Se me fue el querer

Isaac Pedrouzo ESTO NO ES OREGÓN

A MERCA

Santi M. Amil

24 mar 2018 . Actualizado a las 05:00 h.

No es nada sencillo dejar todas las cosas que uno tiene que dejar. Las que acumulas en el estante de arriba del armario entre las sábanas de invitados y la nostalgia ineficaz que solo retuerce impasible viejas historias. Malditos recuerdos.

Yo dejé de dejar para evitar asfixiarme con el olor a podrido que sale al abrir ese armario. Abandono todo por el camino cuando ya no lo uso, algunos amigos lo saben bien.

No sé querer mejor. No soy capaz tampoco.

Es una falta de empatía con el amor que ninguna eminencia de la medicina comprendería nunca, no tiene explicación coherente, pero sí tiene explicación.

Durante los años ochenta los Pedrouzo gastábamos los fines de semana en una casa con piscina que mis abuelos habían comprado en Outeiro Calvo. Un diminuto pueblo escondido a medio camino entre A Merca y El Piñeiral donde apenas había diez casas divididas en tres calles: la principal, otra que llevaba a la fuente y mi favorita, la que servía de puerta trasera al monte entre ortigas de metro y medio de alto a ambos lados. Donde mi hermano David aterrizaba a menudo con su bicicleta BH azul.

La casa estaba decorada con olor a humo de chimenea por dentro y banda sonora a base de ladridos y cacareos desafinados por fuera.

Entablé amistad con un pequeño cerdo -quizás por una cuestión de tener un tamaño parecido o por el sencillo hecho de que parecía escuchar con atención- y a menudo me escapaba por la noche para llevarle a dormir en la cama gemela que David dejaba vacía a mi lado las madrugadas que pasaba en casa de su amigo José Luis. La eterna huida de los niños mayores que después quieren volver a ser pequeños. Éxodo inevitable en todo ser humano.

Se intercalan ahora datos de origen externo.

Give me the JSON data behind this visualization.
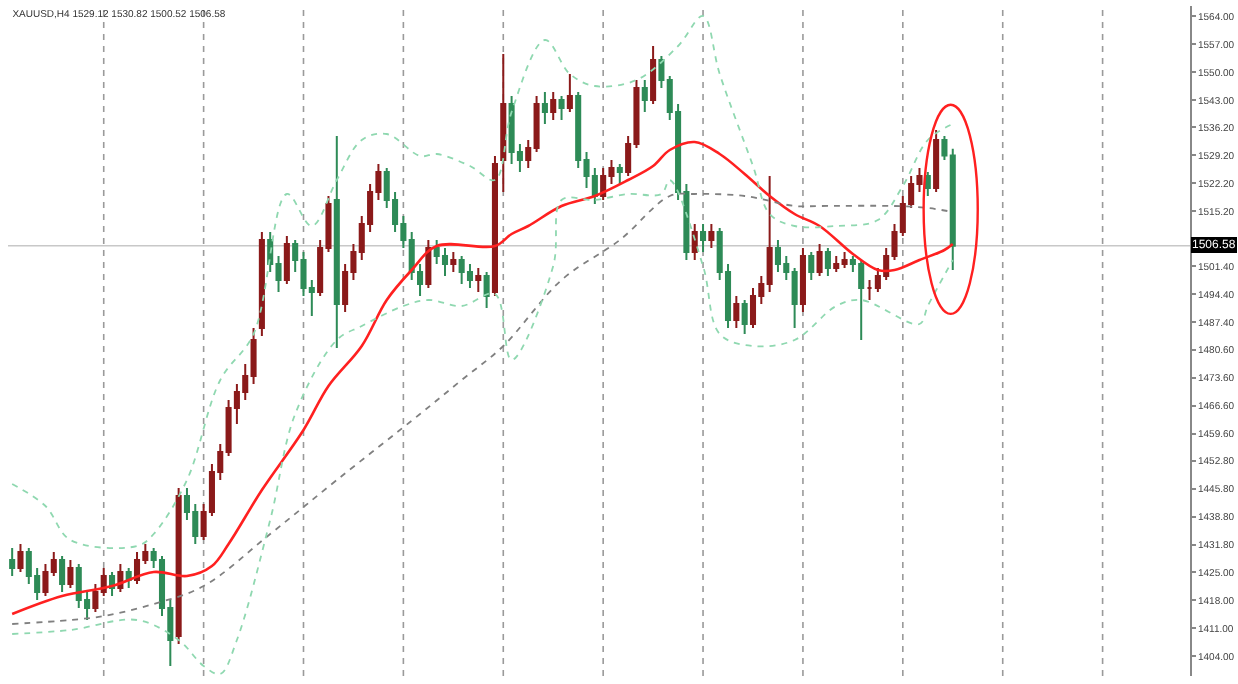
{
  "chart_data": {
    "type": "candlestick",
    "title": "XAUUSD,H4 1529.12 1530.82 1500.52 1506.58",
    "categories": [
      null,
      null,
      null,
      null,
      null,
      null,
      null,
      null,
      null,
      null,
      null,
      null,
      null,
      null,
      null,
      null,
      null,
      null,
      null,
      null,
      null,
      null,
      null,
      null,
      null,
      null,
      null,
      null,
      null,
      null,
      null,
      null,
      null,
      null,
      null,
      null,
      null,
      null,
      null,
      null,
      null,
      null,
      null,
      null,
      null,
      null,
      null,
      null,
      null,
      null,
      null,
      null,
      null,
      null,
      null,
      null,
      null,
      null,
      null,
      null,
      null,
      null,
      null,
      null,
      null,
      null,
      null,
      null,
      null,
      null,
      null,
      null,
      null,
      null,
      null,
      null,
      null,
      null,
      null,
      null,
      null,
      null,
      null,
      null,
      null,
      null,
      null,
      null,
      null,
      null,
      null,
      null,
      null,
      null,
      null,
      null,
      null,
      null,
      null,
      null,
      null,
      null,
      null,
      null,
      null,
      null,
      null,
      null,
      null,
      null,
      null,
      null,
      null,
      null,
      null,
      null,
      null,
      null,
      null,
      null,
      null,
      null,
      null,
      null,
      null,
      null,
      null,
      null,
      null,
      null,
      null,
      null,
      null,
      null,
      null,
      null,
      null,
      null,
      null,
      null,
      null,
      null
    ],
    "ohlc": [
      [
        1428,
        1431,
        1424,
        1426
      ],
      [
        1426,
        1432,
        1425,
        1430
      ],
      [
        1430,
        1431,
        1422,
        1424
      ],
      [
        1424,
        1426,
        1418,
        1420
      ],
      [
        1420,
        1427,
        1419,
        1425
      ],
      [
        1425,
        1430,
        1424,
        1428
      ],
      [
        1428,
        1429,
        1420,
        1422
      ],
      [
        1422,
        1428,
        1421,
        1426
      ],
      [
        1426,
        1427,
        1416,
        1418
      ],
      [
        1418,
        1420,
        1413,
        1416
      ],
      [
        1416,
        1422,
        1415,
        1420
      ],
      [
        1420,
        1426,
        1419,
        1424
      ],
      [
        1424,
        1425,
        1419,
        1421
      ],
      [
        1421,
        1427,
        1420,
        1425
      ],
      [
        1425,
        1426,
        1421,
        1423
      ],
      [
        1423,
        1430,
        1422,
        1428
      ],
      [
        1428,
        1432,
        1427,
        1430
      ],
      [
        1430,
        1431,
        1426,
        1428
      ],
      [
        1428,
        1429,
        1414,
        1416
      ],
      [
        1416,
        1418,
        1401.5,
        1408
      ],
      [
        1409,
        1446,
        1407,
        1444
      ],
      [
        1444,
        1446,
        1438,
        1440
      ],
      [
        1440,
        1442,
        1432,
        1434
      ],
      [
        1434,
        1442,
        1433,
        1440
      ],
      [
        1440,
        1452,
        1439,
        1450
      ],
      [
        1450,
        1457,
        1448,
        1455
      ],
      [
        1455,
        1468,
        1454,
        1466
      ],
      [
        1466,
        1472,
        1462,
        1470
      ],
      [
        1470,
        1477,
        1468,
        1474
      ],
      [
        1474,
        1486,
        1472,
        1483
      ],
      [
        1486,
        1510,
        1484,
        1508
      ],
      [
        1508,
        1510,
        1500,
        1502
      ],
      [
        1502,
        1504,
        1495,
        1498
      ],
      [
        1498,
        1509,
        1497,
        1507
      ],
      [
        1507,
        1508,
        1500,
        1503
      ],
      [
        1503,
        1505,
        1494,
        1496
      ],
      [
        1496,
        1498,
        1489,
        1495
      ],
      [
        1495,
        1508,
        1494,
        1506
      ],
      [
        1506,
        1519,
        1505,
        1517
      ],
      [
        1518,
        1534,
        1481,
        1492
      ],
      [
        1492,
        1502,
        1490,
        1500
      ],
      [
        1500,
        1507,
        1498,
        1505
      ],
      [
        1505,
        1514,
        1503,
        1512
      ],
      [
        1512,
        1522,
        1510,
        1520
      ],
      [
        1520,
        1527,
        1518,
        1525
      ],
      [
        1525,
        1526,
        1516,
        1518
      ],
      [
        1518,
        1520,
        1510,
        1512
      ],
      [
        1512,
        1514,
        1506,
        1508
      ],
      [
        1508,
        1510,
        1498,
        1500
      ],
      [
        1500,
        1502,
        1494,
        1497
      ],
      [
        1497,
        1508,
        1496,
        1506
      ],
      [
        1506,
        1508,
        1502,
        1504
      ],
      [
        1504,
        1506,
        1499,
        1502
      ],
      [
        1502,
        1505,
        1500,
        1503
      ],
      [
        1503,
        1504,
        1497,
        1500
      ],
      [
        1500,
        1502,
        1496,
        1498
      ],
      [
        1498,
        1501,
        1495,
        1499
      ],
      [
        1499,
        1500,
        1491,
        1494
      ],
      [
        1495,
        1529,
        1494,
        1527
      ],
      [
        1528,
        1554.5,
        1520,
        1542
      ],
      [
        1542,
        1544,
        1527,
        1530
      ],
      [
        1530,
        1532,
        1525,
        1528
      ],
      [
        1528,
        1533,
        1526,
        1531
      ],
      [
        1531,
        1544,
        1530,
        1542
      ],
      [
        1542,
        1545,
        1537,
        1540
      ],
      [
        1540,
        1545,
        1538,
        1543
      ],
      [
        1543,
        1544,
        1538,
        1541
      ],
      [
        1541,
        1549.5,
        1540,
        1544
      ],
      [
        1544,
        1545,
        1526,
        1528
      ],
      [
        1528,
        1530,
        1521,
        1524
      ],
      [
        1524,
        1526,
        1517,
        1519
      ],
      [
        1519,
        1526,
        1518,
        1524
      ],
      [
        1524,
        1528,
        1522,
        1526
      ],
      [
        1526,
        1527,
        1522,
        1525
      ],
      [
        1525,
        1534,
        1524,
        1532
      ],
      [
        1532,
        1548,
        1531,
        1546
      ],
      [
        1546,
        1548,
        1540,
        1543
      ],
      [
        1543,
        1556.5,
        1542,
        1553
      ],
      [
        1553,
        1554,
        1546,
        1548
      ],
      [
        1548,
        1549,
        1538,
        1540
      ],
      [
        1540,
        1542,
        1518,
        1520
      ],
      [
        1520,
        1522,
        1503,
        1505
      ],
      [
        1505,
        1512,
        1503,
        1510
      ],
      [
        1510,
        1512,
        1505,
        1508
      ],
      [
        1508,
        1512,
        1506,
        1510
      ],
      [
        1510,
        1511,
        1498,
        1500
      ],
      [
        1500,
        1502,
        1486,
        1488
      ],
      [
        1488,
        1494,
        1486,
        1492
      ],
      [
        1492,
        1493,
        1484.5,
        1487
      ],
      [
        1487,
        1496,
        1486,
        1494
      ],
      [
        1494,
        1499,
        1492,
        1497
      ],
      [
        1497,
        1524,
        1495,
        1506
      ],
      [
        1506,
        1508,
        1500,
        1502
      ],
      [
        1502,
        1504,
        1498,
        1500
      ],
      [
        1500,
        1501,
        1486,
        1492
      ],
      [
        1492,
        1506,
        1490,
        1504
      ],
      [
        1504,
        1505,
        1498,
        1500
      ],
      [
        1500,
        1507,
        1499,
        1505
      ],
      [
        1505,
        1506,
        1499,
        1501
      ],
      [
        1501,
        1504,
        1500,
        1502
      ],
      [
        1502,
        1505,
        1501,
        1503
      ],
      [
        1503,
        1504,
        1500,
        1502
      ],
      [
        1502,
        1503,
        1483,
        1496
      ],
      [
        1496,
        1498,
        1493,
        1496
      ],
      [
        1496,
        1501,
        1495,
        1499
      ],
      [
        1499,
        1506,
        1498,
        1504
      ],
      [
        1504,
        1512,
        1503,
        1510
      ],
      [
        1510,
        1519,
        1509,
        1517
      ],
      [
        1517,
        1524,
        1516,
        1522
      ],
      [
        1522,
        1526,
        1520,
        1524
      ],
      [
        1524,
        1525,
        1519,
        1521
      ],
      [
        1521,
        1535.5,
        1520,
        1533
      ],
      [
        1533,
        1534,
        1528,
        1529.12
      ],
      [
        1529.12,
        1530.82,
        1500.52,
        1506.58
      ],
      null,
      null,
      null,
      null,
      null,
      null,
      null,
      null,
      null,
      null,
      null,
      null,
      null,
      null,
      null,
      null,
      null,
      null,
      null,
      null,
      null,
      null,
      null,
      null,
      null,
      null,
      null,
      null
    ],
    "colors": [
      "#2e8b57",
      "#8b1a1a",
      "#2e8b57",
      "#2e8b57",
      "#8b1a1a",
      "#8b1a1a",
      "#2e8b57",
      "#8b1a1a",
      "#2e8b57",
      "#2e8b57",
      "#8b1a1a",
      "#8b1a1a",
      "#2e8b57",
      "#8b1a1a",
      "#2e8b57",
      "#8b1a1a",
      "#8b1a1a",
      "#2e8b57",
      "#2e8b57",
      "#2e8b57",
      "#8b1a1a",
      "#2e8b57",
      "#2e8b57",
      "#8b1a1a",
      "#8b1a1a",
      "#8b1a1a",
      "#8b1a1a",
      "#8b1a1a",
      "#8b1a1a",
      "#8b1a1a",
      "#8b1a1a",
      "#2e8b57",
      "#2e8b57",
      "#8b1a1a",
      "#2e8b57",
      "#2e8b57",
      "#2e8b57",
      "#8b1a1a",
      "#8b1a1a",
      "#2e8b57",
      "#8b1a1a",
      "#8b1a1a",
      "#8b1a1a",
      "#8b1a1a",
      "#8b1a1a",
      "#2e8b57",
      "#2e8b57",
      "#2e8b57",
      "#2e8b57",
      "#2e8b57",
      "#8b1a1a",
      "#2e8b57",
      "#2e8b57",
      "#8b1a1a",
      "#2e8b57",
      "#2e8b57",
      "#8b1a1a",
      "#2e8b57",
      "#8b1a1a",
      "#8b1a1a",
      "#2e8b57",
      "#2e8b57",
      "#8b1a1a",
      "#8b1a1a",
      "#2e8b57",
      "#8b1a1a",
      "#2e8b57",
      "#8b1a1a",
      "#2e8b57",
      "#2e8b57",
      "#2e8b57",
      "#8b1a1a",
      "#8b1a1a",
      "#2e8b57",
      "#8b1a1a",
      "#8b1a1a",
      "#2e8b57",
      "#8b1a1a",
      "#2e8b57",
      "#2e8b57",
      "#2e8b57",
      "#2e8b57",
      "#8b1a1a",
      "#2e8b57",
      "#8b1a1a",
      "#2e8b57",
      "#2e8b57",
      "#8b1a1a",
      "#2e8b57",
      "#8b1a1a",
      "#8b1a1a",
      "#8b1a1a",
      "#2e8b57",
      "#2e8b57",
      "#2e8b57",
      "#8b1a1a",
      "#2e8b57",
      "#8b1a1a",
      "#2e8b57",
      "#8b1a1a",
      "#8b1a1a",
      "#2e8b57",
      "#2e8b57",
      "#8b1a1a",
      "#8b1a1a",
      "#8b1a1a",
      "#8b1a1a",
      "#8b1a1a",
      "#8b1a1a",
      "#8b1a1a",
      "#2e8b57",
      "#8b1a1a",
      "#2e8b57",
      "#2e8b57",
      null,
      null,
      null,
      null,
      null,
      null,
      null,
      null,
      null,
      null,
      null,
      null,
      null,
      null,
      null,
      null,
      null,
      null,
      null,
      null,
      null,
      null,
      null,
      null,
      null,
      null,
      null,
      null
    ],
    "series": [
      {
        "type": "line",
        "color": "#ff2020",
        "line_style": "solid",
        "values": [
          1414.5,
          null,
          null,
          null,
          null,
          null,
          1419,
          null,
          null,
          null,
          null,
          null,
          1421.5,
          null,
          null,
          null,
          null,
          1425,
          null,
          null,
          null,
          1424,
          null,
          null,
          1426.5,
          null,
          1432,
          null,
          null,
          null,
          1445.5,
          null,
          null,
          null,
          null,
          1460.5,
          null,
          null,
          1471.5,
          null,
          null,
          null,
          1481.5,
          null,
          null,
          1493,
          null,
          null,
          1500.5,
          null,
          null,
          1506.5,
          null,
          null,
          null,
          null,
          null,
          null,
          1506.5,
          null,
          1509.5,
          null,
          1511.5,
          null,
          null,
          null,
          1516.5,
          null,
          null,
          null,
          1519,
          null,
          null,
          null,
          1523,
          null,
          null,
          1526.5,
          null,
          1530.5,
          null,
          null,
          1532.5,
          null,
          null,
          1529.5,
          null,
          null,
          1524.5,
          null,
          null,
          1519,
          null,
          null,
          1514.5,
          null,
          null,
          1511.5,
          null,
          null,
          null,
          1504.5,
          null,
          null,
          1500.5,
          null,
          1500.5,
          null,
          null,
          1503,
          null,
          null,
          1505.5,
          1507,
          null,
          null,
          null,
          null,
          null,
          null,
          null,
          null,
          null,
          null,
          null,
          null,
          null,
          null,
          null,
          null,
          null,
          null,
          null,
          null,
          null,
          null,
          null,
          null,
          null,
          null,
          null,
          null
        ]
      },
      {
        "type": "line",
        "color": "#808080",
        "line_style": "dotted",
        "values": [
          1412,
          null,
          null,
          null,
          null,
          null,
          null,
          1413,
          null,
          null,
          null,
          1414,
          null,
          null,
          null,
          null,
          null,
          1417,
          null,
          null,
          null,
          null,
          null,
          1421.5,
          null,
          null,
          null,
          null,
          null,
          null,
          null,
          1434.5,
          null,
          null,
          null,
          null,
          null,
          null,
          null,
          1448,
          null,
          null,
          null,
          null,
          null,
          null,
          null,
          null,
          null,
          1464.5,
          null,
          null,
          null,
          null,
          1473,
          null,
          null,
          null,
          null,
          1481.5,
          null,
          null,
          null,
          null,
          null,
          null,
          1498,
          null,
          null,
          null,
          null,
          null,
          null,
          1508,
          null,
          null,
          null,
          null,
          null,
          1519,
          null,
          null,
          1519.5,
          null,
          null,
          null,
          null,
          null,
          1519,
          null,
          null,
          null,
          null,
          null,
          1516.5,
          null,
          null,
          1516.5,
          null,
          null,
          null,
          null,
          null,
          null,
          null,
          null,
          1516.5,
          null,
          null,
          null,
          1516,
          null,
          null,
          1515,
          null,
          null,
          null,
          null,
          null,
          null,
          null,
          null,
          null,
          null,
          null,
          null,
          null,
          null,
          null,
          null,
          null,
          null,
          null,
          null,
          null,
          null,
          null,
          null,
          null,
          null,
          null,
          null
        ]
      },
      {
        "type": "line",
        "color": "#8fd8b0",
        "line_style": "dotted",
        "values": [
          1447,
          null,
          null,
          null,
          1441.5,
          null,
          null,
          1433,
          null,
          null,
          null,
          null,
          null,
          null,
          null,
          1431.5,
          null,
          1434.5,
          null,
          null,
          null,
          1448,
          null,
          null,
          null,
          1473,
          null,
          null,
          null,
          1484.5,
          null,
          null,
          null,
          1519.5,
          null,
          null,
          1511.5,
          null,
          null,
          1523,
          null,
          null,
          1533,
          null,
          null,
          1534.5,
          null,
          null,
          null,
          1529,
          null,
          1529.5,
          null,
          null,
          null,
          1526.5,
          null,
          null,
          1523,
          null,
          1540,
          null,
          null,
          null,
          1558,
          null,
          null,
          1549.5,
          null,
          null,
          1546.5,
          null,
          null,
          null,
          null,
          1548,
          null,
          null,
          null,
          null,
          1556.5,
          null,
          null,
          1564,
          null,
          1549.5,
          null,
          null,
          null,
          1526.5,
          null,
          1514.5,
          null,
          null,
          1511.5,
          null,
          null,
          null,
          null,
          1511.5,
          null,
          null,
          null,
          null,
          1513,
          null,
          null,
          1521.5,
          null,
          null,
          1533,
          null,
          null,
          1537,
          null,
          null,
          null,
          null,
          null,
          null,
          null,
          null,
          null,
          null,
          null,
          null,
          null,
          null,
          null,
          null,
          null,
          null,
          null,
          null,
          null,
          null,
          null,
          null,
          null,
          null,
          null,
          null
        ]
      },
      {
        "type": "line",
        "color": "#8fd8b0",
        "line_style": "dotted",
        "values": [
          1409.5,
          null,
          null,
          null,
          null,
          null,
          null,
          1410.5,
          null,
          null,
          null,
          null,
          null,
          null,
          null,
          1413,
          null,
          null,
          null,
          null,
          1408,
          null,
          null,
          1401.5,
          null,
          1399.5,
          null,
          1408,
          null,
          null,
          null,
          1438,
          null,
          null,
          1464.5,
          null,
          null,
          null,
          null,
          1483,
          null,
          null,
          1486.5,
          null,
          null,
          null,
          null,
          1491.5,
          null,
          null,
          1493,
          null,
          null,
          null,
          1491.5,
          null,
          null,
          null,
          1494.5,
          null,
          1478,
          null,
          null,
          null,
          null,
          1501.5,
          1518,
          null,
          null,
          null,
          1518,
          null,
          null,
          null,
          1519.5,
          null,
          null,
          null,
          1519.5,
          1523,
          null,
          null,
          null,
          1501.5,
          null,
          1484.5,
          null,
          null,
          null,
          1481.5,
          null,
          null,
          null,
          null,
          1483,
          null,
          null,
          null,
          null,
          1491.5,
          null,
          null,
          1493,
          null,
          null,
          null,
          null,
          null,
          null,
          1487,
          1491.5,
          null,
          null,
          1503,
          null,
          null,
          null,
          null,
          null,
          null,
          null,
          null,
          null,
          null,
          null,
          null,
          null,
          null,
          null,
          null,
          null,
          null,
          null,
          null,
          null,
          null,
          null,
          null,
          null,
          null,
          null,
          null
        ]
      }
    ],
    "ylim": [
      1399,
      1566.5
    ],
    "yticks": [
      {
        "value": 1564,
        "label": "1564.00"
      },
      {
        "value": 1557,
        "label": "1557.00"
      },
      {
        "value": 1550,
        "label": "1550.00"
      },
      {
        "value": 1543,
        "label": "1543.00"
      },
      {
        "value": 1536.2,
        "label": "1536.20"
      },
      {
        "value": 1529.2,
        "label": "1529.20"
      },
      {
        "value": 1522.2,
        "label": "1522.20"
      },
      {
        "value": 1515.2,
        "label": "1515.20"
      },
      {
        "value": 1501.4,
        "label": "1501.40"
      },
      {
        "value": 1494.4,
        "label": "1494.40"
      },
      {
        "value": 1487.4,
        "label": "1487.40"
      },
      {
        "value": 1480.6,
        "label": "1480.60"
      },
      {
        "value": 1473.6,
        "label": "1473.60"
      },
      {
        "value": 1466.6,
        "label": "1466.60"
      },
      {
        "value": 1459.6,
        "label": "1459.60"
      },
      {
        "value": 1452.8,
        "label": "1452.80"
      },
      {
        "value": 1445.8,
        "label": "1445.80"
      },
      {
        "value": 1438.8,
        "label": "1438.80"
      },
      {
        "value": 1431.8,
        "label": "1431.80"
      },
      {
        "value": 1425,
        "label": "1425.00"
      },
      {
        "value": 1418,
        "label": "1418.00"
      },
      {
        "value": 1411,
        "label": "1411.00"
      },
      {
        "value": 1404,
        "label": "1404.00"
      }
    ],
    "ref_lines": [
      {
        "axis": "y",
        "value": 1506.58,
        "label": "1506.58",
        "color": "#c8c8c8"
      }
    ],
    "tick_labels": "y"
  }
}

Fue una noche de verano durante una cálida tormenta inesperada que se me fue el querer.

El día anocheció entre el ruido bravo de todos los animales que se mezclaba con el zumbido sordo del bamboleo de los árboles que todavía no habían dejado de crecer. Bajé en busca de Ramón -así decidí llamar a mi amigo- más temprano de lo normal, por si estaba asustado, el miedo a solas da mucho más miedo. Él había engordado más rápido que yo de modo que corrió detrás de mí hasta el piso de arriba. Nos quedamos dormidos.

Desperté sobresaltado por un trueno seguido de un golpe atroz que hizo tambalear el suelo de la habitación. Allí postrado sobre la alfombra el animal se quejaba en silencio; aquella manera diabólica de tronar había provocado su caída, el susto le empujó casi literal fracturando una de sus patas.

Se lo llevaron. Nunca más volví a verlo, sin explicación, y me convencí a mí mismo de que Ramón y yo tampoco nos quisimos tanto.

Sentí el amor durante un minuto aquel noviembre, época de filloas, en un típico paseo sin destino de mi abuela que siempre terminaba en As Burgas. El letrero de Jamones Martínez parecía llamar mi atención desde el otro lado de la calle, como si un dedo índice me tocase el hombro desde atrás.

«Será el hambre», pensé. Ahora sé que era el querer.